Who is Using Tomcat or Jetty in Production?
"These are all excellent signs. The next step is to get an open source server into production. Tomcat is the natural choice because it's got the name recognition among Java app servers. Here's where I'm a little stumped. Whenever I mention the words 'Tomcat' and 'production' together, performance junkies come out of the woodwork and tell me that Tomcat sucks for production (what with it being a reference implementation and not optimized for speed). They say use Jetty (except for the ones that say to use Resin). The counter argument is that if my managers have heard of Tomcat, and seen vendors that will support Tomcat, and have never heard of Jetty, then there's no way they're going to bless it over Tomcat. (The same boss who praised Tomcat above also made a face when I mentioned JBoss. And I'm sure it has nothing to do with his personal experience with either.)
My question is, does anybody have some real world numbers of large institutions actually using these servers in a production environment? If somebody can tell me 'Company X uses Tomcat exclusively' then we would have no problem contacting company X and saying, 'So, what have your experiences been?' In other words I need leads, not actual white papers (although those would be nice, too). I need some real experiences, not just people who like Jetty over Tomcat because they don't like Sun."
Novell's Groupwise version 6 runs on Tomcat with Apache. It's actually set up to run on Netware, of course, but I've gotten it running quite nicely on linux as well.
"Tell me doctor, with all of your defenses, are there any provisions for an attack by killer bees?"
JBoss is an excellent fullfledged J2EE application server.
:)
They even offer consultancy if you cannot get it right the first time.
Excellent award winning server, excellent support, what do you need more ?
It has Jetty integrated and gives you the full J2EE stack.
You can get it to work with Tomcat too: no problem.
Check it out, the design is awesome for the techies.
The support option is great for the management.
Everyone's happy
Having said that, Tomcat on the back end means Apache on the web tier
Why? Tomcat can be used stand-alone and it can be integrated with other webservers, even IIS!
We have migrated to Linux, Apache, and Tomcat over the last year-and-a-half. We use it both in development and in production, across 100 or so boxes. As with everything, there are issues, but for the most part we are very happy. Even most commercial vendor's idea of a "big" site doesn't come close to what we do, so we have found very little difference between problem solving in the open-source and closed-source worlds.
For what we do, you can't beat the price... And yes, that includes the price of our time.
Amen! I have been forced to run BEA and it has been agony. Plenty of things that run under Tomcat won't under WebLogic. IMHO, this just plain wrong! Afterall, isn't Tomcat the *reference* implementation? Examples:
6.0SP2 would not honor VariableInfo.NESTED in custom tag libraries
6.1 requires the weblogic.xml file in your WAR. Huh? Why in the WAR?

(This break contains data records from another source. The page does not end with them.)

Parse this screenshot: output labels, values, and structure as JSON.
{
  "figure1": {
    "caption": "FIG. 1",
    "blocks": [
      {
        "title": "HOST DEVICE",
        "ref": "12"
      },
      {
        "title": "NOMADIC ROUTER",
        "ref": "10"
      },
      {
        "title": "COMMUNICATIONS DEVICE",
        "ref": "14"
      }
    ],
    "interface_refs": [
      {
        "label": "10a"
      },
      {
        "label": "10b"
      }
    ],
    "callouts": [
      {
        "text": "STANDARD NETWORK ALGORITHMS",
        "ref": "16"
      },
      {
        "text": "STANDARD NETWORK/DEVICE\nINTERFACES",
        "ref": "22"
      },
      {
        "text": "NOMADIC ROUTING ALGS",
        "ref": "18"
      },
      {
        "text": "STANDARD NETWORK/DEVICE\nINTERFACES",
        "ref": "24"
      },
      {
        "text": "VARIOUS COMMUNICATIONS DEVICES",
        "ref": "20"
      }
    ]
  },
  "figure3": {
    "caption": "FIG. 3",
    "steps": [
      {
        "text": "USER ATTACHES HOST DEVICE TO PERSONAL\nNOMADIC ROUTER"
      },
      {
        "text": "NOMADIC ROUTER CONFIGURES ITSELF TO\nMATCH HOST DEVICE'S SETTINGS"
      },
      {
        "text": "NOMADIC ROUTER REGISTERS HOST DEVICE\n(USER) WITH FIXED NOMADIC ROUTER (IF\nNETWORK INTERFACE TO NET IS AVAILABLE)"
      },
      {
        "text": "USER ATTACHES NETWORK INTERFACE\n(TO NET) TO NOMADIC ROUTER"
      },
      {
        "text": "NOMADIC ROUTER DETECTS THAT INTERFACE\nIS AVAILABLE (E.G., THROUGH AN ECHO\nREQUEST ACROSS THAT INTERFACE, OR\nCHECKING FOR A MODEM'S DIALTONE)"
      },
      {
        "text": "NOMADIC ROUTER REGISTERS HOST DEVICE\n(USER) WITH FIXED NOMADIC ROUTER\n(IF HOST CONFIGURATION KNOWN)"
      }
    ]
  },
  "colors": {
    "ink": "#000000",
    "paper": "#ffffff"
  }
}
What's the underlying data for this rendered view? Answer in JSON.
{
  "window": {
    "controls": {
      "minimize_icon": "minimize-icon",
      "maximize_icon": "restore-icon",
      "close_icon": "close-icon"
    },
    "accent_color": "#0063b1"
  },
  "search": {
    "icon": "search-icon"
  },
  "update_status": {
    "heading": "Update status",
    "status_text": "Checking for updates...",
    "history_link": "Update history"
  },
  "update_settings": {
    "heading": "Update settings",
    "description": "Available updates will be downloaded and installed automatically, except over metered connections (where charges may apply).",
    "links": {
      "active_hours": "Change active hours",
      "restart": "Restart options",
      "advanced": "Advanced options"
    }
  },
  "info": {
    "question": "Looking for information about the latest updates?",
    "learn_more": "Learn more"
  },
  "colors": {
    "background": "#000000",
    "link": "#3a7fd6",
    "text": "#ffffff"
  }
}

6.1 will hang for 30 seconds on your servlets if you open and close the stream without sending anything on the stream
6.1SP2 to set the proper application CLASSPATH
6.1SP3 fails to handle code that translates a SAX2 event stream to HTML using Xerces (SAX2) and Xalan (XSL); I'm dead in the water with this because our application depends on SAX2 streams
Honestly, I think I have spent more time tryiing to make WebLogic work than it took to write the application in the first place!
"Love is a familiar; Love is a devil: there is no evil angel but Love." --William Shakespeare ('Love's Labors Lost')
There seems to be a lot of confusion about what Tomcat, Jetty, JBoss and J2ee App-Servers. They are not really competative but complementary products. A Java AppServer is composed of [at least] three main components. The HTTP deamon, a Servlet/JSP container and a EJB Container.
Jetty is a primarily HTTP deamon, it is designed to handle HTTP request in a scalable manner.
Tomcat is a Servlet/JSP container, it implements the Servlet API it provides limited HTTP handling and no EJB support. Tomcat is highly reliable more so than most commercial 'industrial strength' App Servers. On the performance side; the Tomcat 3.x architecture is not hot but is adequate for many applications, all but the heaviest loads. Tomcat 4.x is significant better in this regard, because it includes an enhanced HTTP deamon.
JBoss is an EJB container which uses Tomcat 4.0 as it's HTTP deamon and Servlet container.